Compared to others in these communities, Shapiro-Strano expresses the most extreme distaste for governmental authority and capitalism, and has the most radical ideas for bringing down the system and forming an anarchist utopia. But he also wears a tie. He owns a van, has a wife and three kids, and runs a business. On the surface, his day-to-day lifestyle is not that different from that of your average American. Yet nothing would bring him greater pleasure than to see the system he is a part of crumble into a distant memory.

"I've never believed you can live as an anarchist inside a capitalist society," he explains. "Anarchism, to me, seeks to destroy capitalism and the state — and doesn't really exist until those two things are gone. If you're a communist living in the United States, you're not participating in communism, so it's weird to me that people ask how I participate in anarchism. To me, the goal is to build a revolutionary struggle that can see anarchism as an alternative to the current world that we live in. But I'm not really into counterculture or alternative lifestyles."

Formed in 1900 to aid political prisoners in czarist Russia, the Anarchist Black Cross has continued as an international organization with branches around the world. In addition to organizing protests, media campaigns and legal defense for those it feels have been wrongly imprisoned (and since anarchists don't believe in prisons, that list is fairly large), Denver's ABC also provides community services like child care and economic relief. It's also been investigated by the FBI.

"The thing that makes Anarchist Black Cross different from other forms of philanthropy is that we are supporting people that are — or at least [are] accused of being — terrorists. These are people who have been classified as enemies of the state," Shapiro-Strano says. "Some projects are an easier sell; I think most people would agree that feeding poor people is a good thing. I don't know if you can make the same case for supporting a bank robber or an accused cop killer."

But ABC isn't simply performing these tasks for other people; it wants to teach people how to help themselves. "We're not here to provide charity to prisoners; we're here to provide a mutual relationship with prisoners," Strano says. "We want to avoid paternalism; we're not a church or the Red Cross. The difference between anarchist-organized projects and other forms of philanthropy is that we are looking for leadership from the folks who are most affected by the problem — not fix it for them."

This teach-to-fish-as-opposed-to-give-a-fish philosophy is at the heart of many alternative communities. While their politics may vary, they are unified in the idea that it is better to have the skills to educate yourself, fix your bike or provide your own legal defense than pay someone else to do it for you.

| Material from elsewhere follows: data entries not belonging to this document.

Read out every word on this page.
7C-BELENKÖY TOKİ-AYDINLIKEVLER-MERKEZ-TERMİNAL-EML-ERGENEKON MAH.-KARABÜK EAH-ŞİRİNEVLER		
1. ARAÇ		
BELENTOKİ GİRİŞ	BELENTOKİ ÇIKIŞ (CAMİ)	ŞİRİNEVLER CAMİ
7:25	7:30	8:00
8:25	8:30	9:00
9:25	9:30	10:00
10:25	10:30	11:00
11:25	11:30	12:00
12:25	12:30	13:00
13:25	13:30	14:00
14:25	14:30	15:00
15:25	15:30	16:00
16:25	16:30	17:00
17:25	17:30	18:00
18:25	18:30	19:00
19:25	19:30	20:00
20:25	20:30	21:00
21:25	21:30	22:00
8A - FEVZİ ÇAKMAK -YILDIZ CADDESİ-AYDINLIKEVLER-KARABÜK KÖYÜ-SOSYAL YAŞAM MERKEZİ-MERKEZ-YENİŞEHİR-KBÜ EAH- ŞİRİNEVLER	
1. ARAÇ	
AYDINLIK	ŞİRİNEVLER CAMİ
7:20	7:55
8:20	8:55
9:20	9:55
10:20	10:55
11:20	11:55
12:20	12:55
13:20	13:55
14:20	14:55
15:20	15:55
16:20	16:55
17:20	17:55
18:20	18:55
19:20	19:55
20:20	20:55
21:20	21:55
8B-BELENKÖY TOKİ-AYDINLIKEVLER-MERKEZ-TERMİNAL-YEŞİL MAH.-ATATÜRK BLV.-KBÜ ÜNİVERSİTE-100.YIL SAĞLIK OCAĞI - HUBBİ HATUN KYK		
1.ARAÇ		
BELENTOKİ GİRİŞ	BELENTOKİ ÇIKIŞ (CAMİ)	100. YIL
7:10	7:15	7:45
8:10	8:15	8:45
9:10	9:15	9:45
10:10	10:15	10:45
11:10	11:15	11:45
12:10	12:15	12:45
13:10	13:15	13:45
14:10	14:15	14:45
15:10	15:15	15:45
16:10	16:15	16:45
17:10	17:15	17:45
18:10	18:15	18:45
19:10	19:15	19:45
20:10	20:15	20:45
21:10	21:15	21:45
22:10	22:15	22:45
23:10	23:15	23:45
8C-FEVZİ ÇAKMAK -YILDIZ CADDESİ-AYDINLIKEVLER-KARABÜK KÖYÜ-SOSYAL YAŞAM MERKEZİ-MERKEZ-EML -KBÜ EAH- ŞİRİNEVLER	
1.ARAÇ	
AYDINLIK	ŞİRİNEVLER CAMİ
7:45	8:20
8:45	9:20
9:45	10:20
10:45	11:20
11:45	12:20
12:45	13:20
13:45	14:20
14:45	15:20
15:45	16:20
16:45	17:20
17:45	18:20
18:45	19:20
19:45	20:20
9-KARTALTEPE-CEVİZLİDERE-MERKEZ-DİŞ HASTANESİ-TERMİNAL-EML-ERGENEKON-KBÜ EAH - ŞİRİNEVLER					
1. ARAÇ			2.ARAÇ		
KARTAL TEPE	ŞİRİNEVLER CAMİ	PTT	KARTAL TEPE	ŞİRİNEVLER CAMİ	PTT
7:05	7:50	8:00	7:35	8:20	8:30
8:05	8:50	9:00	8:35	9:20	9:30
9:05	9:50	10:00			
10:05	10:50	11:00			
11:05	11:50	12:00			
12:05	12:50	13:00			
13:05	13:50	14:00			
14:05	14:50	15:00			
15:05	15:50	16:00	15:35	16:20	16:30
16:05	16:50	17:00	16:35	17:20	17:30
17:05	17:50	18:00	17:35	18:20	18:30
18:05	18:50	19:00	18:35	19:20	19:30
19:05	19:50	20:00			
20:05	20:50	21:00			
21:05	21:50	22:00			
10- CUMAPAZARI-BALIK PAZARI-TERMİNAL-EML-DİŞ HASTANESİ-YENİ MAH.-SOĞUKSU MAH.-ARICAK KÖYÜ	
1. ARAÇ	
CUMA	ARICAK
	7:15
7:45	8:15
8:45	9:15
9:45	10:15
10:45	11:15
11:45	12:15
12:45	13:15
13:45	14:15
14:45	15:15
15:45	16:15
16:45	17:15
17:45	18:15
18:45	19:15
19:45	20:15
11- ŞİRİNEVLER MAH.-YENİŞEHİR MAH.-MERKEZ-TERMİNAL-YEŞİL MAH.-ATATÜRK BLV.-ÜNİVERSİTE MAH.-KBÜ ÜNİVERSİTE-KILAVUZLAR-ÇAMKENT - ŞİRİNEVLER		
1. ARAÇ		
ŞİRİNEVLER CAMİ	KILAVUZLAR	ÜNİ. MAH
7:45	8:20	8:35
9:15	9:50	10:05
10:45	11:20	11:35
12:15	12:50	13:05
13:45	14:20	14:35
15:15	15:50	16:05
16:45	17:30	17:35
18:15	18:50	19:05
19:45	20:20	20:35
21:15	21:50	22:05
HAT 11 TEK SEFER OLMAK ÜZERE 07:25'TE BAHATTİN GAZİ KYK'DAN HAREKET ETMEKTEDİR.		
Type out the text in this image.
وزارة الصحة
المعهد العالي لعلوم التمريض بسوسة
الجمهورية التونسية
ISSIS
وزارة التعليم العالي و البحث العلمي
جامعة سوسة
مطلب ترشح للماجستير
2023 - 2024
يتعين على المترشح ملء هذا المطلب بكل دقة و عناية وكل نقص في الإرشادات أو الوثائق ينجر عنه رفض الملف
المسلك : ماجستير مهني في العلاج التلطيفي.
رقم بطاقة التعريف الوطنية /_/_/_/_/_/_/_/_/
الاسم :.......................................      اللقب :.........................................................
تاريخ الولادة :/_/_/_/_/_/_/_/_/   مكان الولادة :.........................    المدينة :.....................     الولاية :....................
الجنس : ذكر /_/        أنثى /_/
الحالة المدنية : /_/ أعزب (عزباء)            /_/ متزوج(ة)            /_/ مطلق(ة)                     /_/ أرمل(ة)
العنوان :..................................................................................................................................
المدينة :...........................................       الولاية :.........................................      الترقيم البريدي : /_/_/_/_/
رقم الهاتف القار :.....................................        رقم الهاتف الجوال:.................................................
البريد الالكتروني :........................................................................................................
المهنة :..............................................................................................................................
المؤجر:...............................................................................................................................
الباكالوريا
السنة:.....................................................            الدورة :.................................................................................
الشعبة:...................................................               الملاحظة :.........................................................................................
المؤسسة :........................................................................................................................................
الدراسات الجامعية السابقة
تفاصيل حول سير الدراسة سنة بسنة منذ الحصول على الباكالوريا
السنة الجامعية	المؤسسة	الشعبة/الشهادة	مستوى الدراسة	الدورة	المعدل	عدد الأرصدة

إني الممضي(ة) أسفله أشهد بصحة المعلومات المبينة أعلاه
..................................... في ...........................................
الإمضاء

"I used to be one of those kids that was like, 'You're not buying fair-trade coffee. How could you?!' Or, 'What do you mean you're not dumpstering all of your food?' But now that I'm getting older and I'm raising children, I'm trying to be more pragmatic about it," Strano says. "I wholly respect people who live that way; I just don't see it as bringing about the revolution. It comes through building communities of resistance. Though if for some people that means having chickens in your back yard, only riding a bike and dumpstering food, then that's awesome. All of those tactics are a part of liberating yourself."